The long query is performed on a copy of the database. This is essentially the solution adopted by RustDb. It sounds expensive and impractical : what if the database is many gigabytes of data, taking a copy of the entire database could take a long time, and in the mean-time no updates can happen. This leads use to the solution adopted by RustDb.

This reminds me of @jonhoo's Noria database, and in particular the evmap data structure he developed.

Jon put out an excellent video that shows how it works in great detail, but the general idea is to have two copies of the database - one for reading and one for writing. You can have as many readers accessing database A as you want and one writer writing to database B, then at a particular point in time the databases will be swapped and all modifications from database B will be applied to database A so we can start using it as the write database (meanwhile, new readers can start reading from database B).

There is a bunch of unsafe pointer magic involved to make sure you never clone() a value, but that's all nicely tucked away.

1 Like

I remember reading about the two copy idea. Wouldn't it be necessary to wait until all the old readers have finished before the modifications can be applied?

At any rate, the scheme I describe in the blog works very nicely. It did take me a long time to figure out the correct way to free pages when a reader finishes. I had some kind of mental block on that, and at one point it was incorrect ( which I only discovered by writing a test!). I kept thinking a history page began rather than ended at the time noted.

One thing that is missing is a retain function on the result of range_mut. It's not a big deal, I use have the Vec empty to note pages for which there is no longer any version history. But I think in theory a retain function could be more efficient.

1 Like

I'd need to watch the stream again, but I think the actual requirement is just that you need to wait for all readers of the old read database to finish before you can start applying the latest modifications.

So in theory, you could have something like this:

  • The writer is given write access to database A
  • Reader 1 starts reading database B
  • The writer finishes their writes and signals a switch (i.e. database A is now for reading and database B is for writing)
  • The writer wants to write something to database B, but must wait for reader 1 to finish
  • Reader 2 comes along and immediately starts reading from database A (the one with the recent modifications that is now readonly)
  • Reader 1 finishes reading from database A
  • The writer is now unblocked and applies all modifications from database A (old write database) to database B (new write database, now with no readers)
  • Syncing is finished and the writer can now start writing to database B

That sequence of events would mean that new readers are never blocked (I think switching is just an AtomicPtr compare-and-swap) and it's the writer's responsibility to make sure both databases are synchronised after a switch before they can start writing again.

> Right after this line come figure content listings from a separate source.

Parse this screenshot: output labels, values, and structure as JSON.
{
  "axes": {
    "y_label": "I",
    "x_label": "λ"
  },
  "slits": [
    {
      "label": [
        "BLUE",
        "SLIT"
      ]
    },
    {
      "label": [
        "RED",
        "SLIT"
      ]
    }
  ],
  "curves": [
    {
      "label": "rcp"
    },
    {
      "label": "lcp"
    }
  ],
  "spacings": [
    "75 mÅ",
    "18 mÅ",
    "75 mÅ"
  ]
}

Right. That seems undesirable, because what if Reader 1 is taking minutes or hours to finish? That's why I stated in my blog "A database can be large, and queries may need to access a substantial portion of the data."

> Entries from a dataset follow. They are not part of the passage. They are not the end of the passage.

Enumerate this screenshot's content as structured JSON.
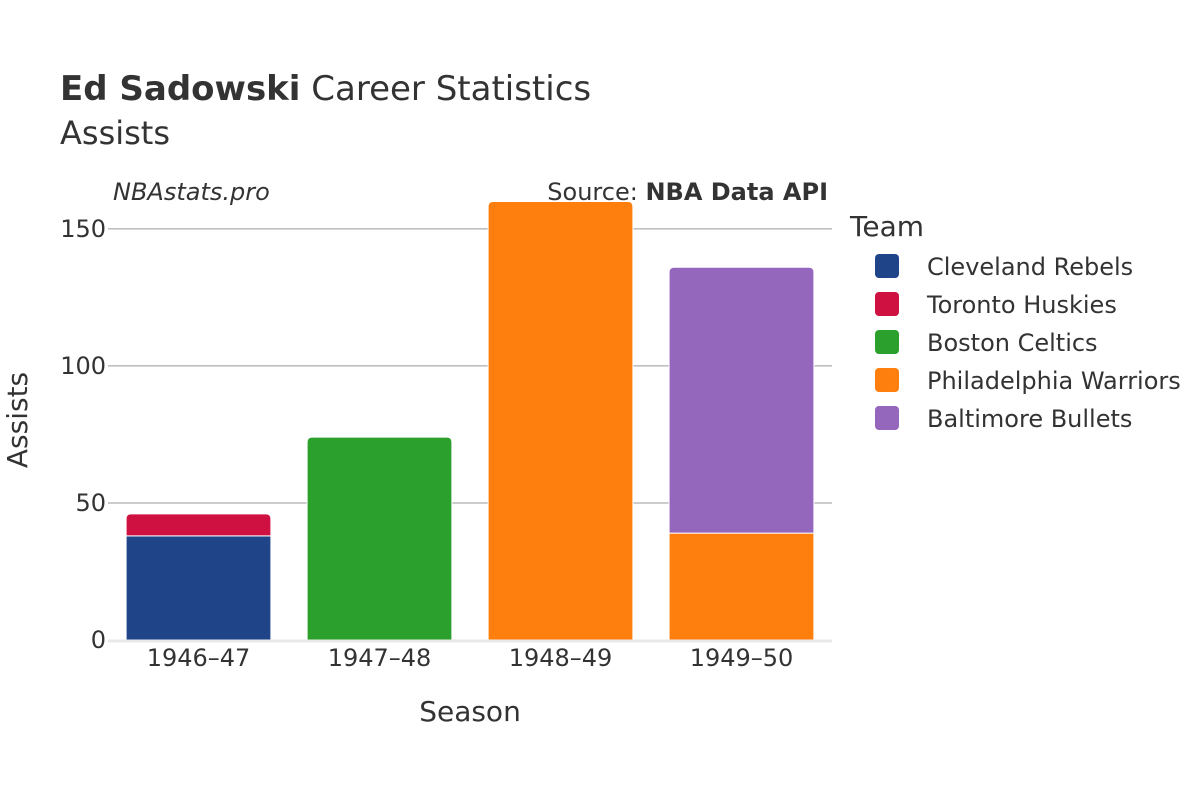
{
  "header": {
    "title_bold": "Ed Sadowski",
    "title_rest": " Career Statistics",
    "subtitle": "Assists",
    "watermark": "NBAstats.pro",
    "source_prefix": "Source: ",
    "source_name": "NBA Data API"
  },
  "chart_data": {
    "type": "bar",
    "stacked": true,
    "categories": [
      "1946–47",
      "1947–48",
      "1948–49",
      "1949–50"
    ],
    "xlabel": "Season",
    "ylabel": "Assists",
    "ylim": [
      0,
      166
    ],
    "yticks": [
      0,
      50,
      100,
      150
    ],
    "grid": true,
    "legend_title": "Team",
    "legend_position": "right",
    "series": [
      {
        "name": "Cleveland Rebels",
        "color": "#1f4488",
        "values": [
          38,
          0,
          0,
          0
        ]
      },
      {
        "name": "Toronto Huskies",
        "color": "#ce1141",
        "values": [
          8,
          0,
          0,
          0
        ]
      },
      {
        "name": "Boston Celtics",
        "color": "#2ca02c",
        "values": [
          0,
          74,
          0,
          0
        ]
      },
      {
        "name": "Philadelphia Warriors",
        "color": "#ff7f0e",
        "values": [
          0,
          0,
          160,
          39
        ]
      },
      {
        "name": "Baltimore Bullets",
        "color": "#9467bd",
        "values": [
          0,
          0,
          0,
          97
        ]
      }
    ]
  }
}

Ah yeah, that's one of the tradeoffs you make. You optimise for read throughput at the risk of starving your writes.

You also have eventual consistency, so writes won't be visible until some time after a switch.

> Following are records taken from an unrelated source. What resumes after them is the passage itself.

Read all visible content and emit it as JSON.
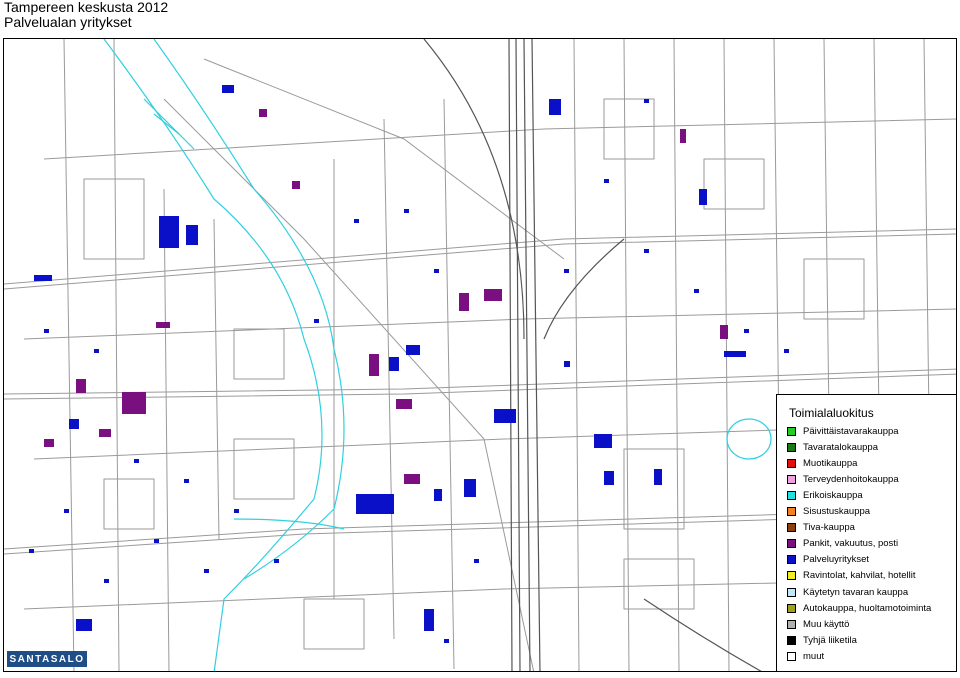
{
  "title": {
    "line1": "Tampereen keskusta 2012",
    "line2": "Palvelualan yritykset"
  },
  "logo": {
    "text": "SANTASALO"
  },
  "legend": {
    "title": "Toimialaluokitus",
    "items": [
      {
        "label": "Päivittäistavarakauppa",
        "color": "#22cc22"
      },
      {
        "label": "Tavaratalokauppa",
        "color": "#1a7a1a"
      },
      {
        "label": "Muotikauppa",
        "color": "#e01010"
      },
      {
        "label": "Terveydenhoitokauppa",
        "color": "#f0a0e0"
      },
      {
        "label": "Erikoiskauppa",
        "color": "#20e0e0"
      },
      {
        "label": "Sisustuskauppa",
        "color": "#f08020"
      },
      {
        "label": "Tiva-kauppa",
        "color": "#8b4010"
      },
      {
        "label": "Pankit, vakuutus, posti",
        "color": "#7a1080"
      },
      {
        "label": "Palveluyritykset",
        "color": "#0a10c8"
      },
      {
        "label": "Ravintolat, kahvilat, hotellit",
        "color": "#f0f020"
      },
      {
        "label": "Käytetyn tavaran kauppa",
        "color": "#c0e8f8"
      },
      {
        "label": "Autokauppa, huoltamotoiminta",
        "color": "#a0a020"
      },
      {
        "label": "Muu käyttö",
        "color": "#b0b0b0"
      },
      {
        "label": "Tyhjä liiketila",
        "color": "#000000"
      },
      {
        "label": "muut",
        "color": "#ffffff"
      }
    ]
  }
}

It's not going to be applicable for all use cases but I stil thought the idea is really smart.

Out of curiosity, is this motivated by a real world use case? Or is it more one of those things where you have a particular set of values/constraints and want to see whether it's possible to implement something which upholds them?

1 Like

I have been making websites for small businesses with Microsoft asp or asp . net and MSSQL for over 20 years. The objective is to make a website/database solution using Rust that "just works" (reliably, fast) and doesn't suffer from the various problems I have encountered along the way. The software I would like to have had all this time. Although, to some extent maybe I am doing it just because I find it very interesting and fun.

2 Likes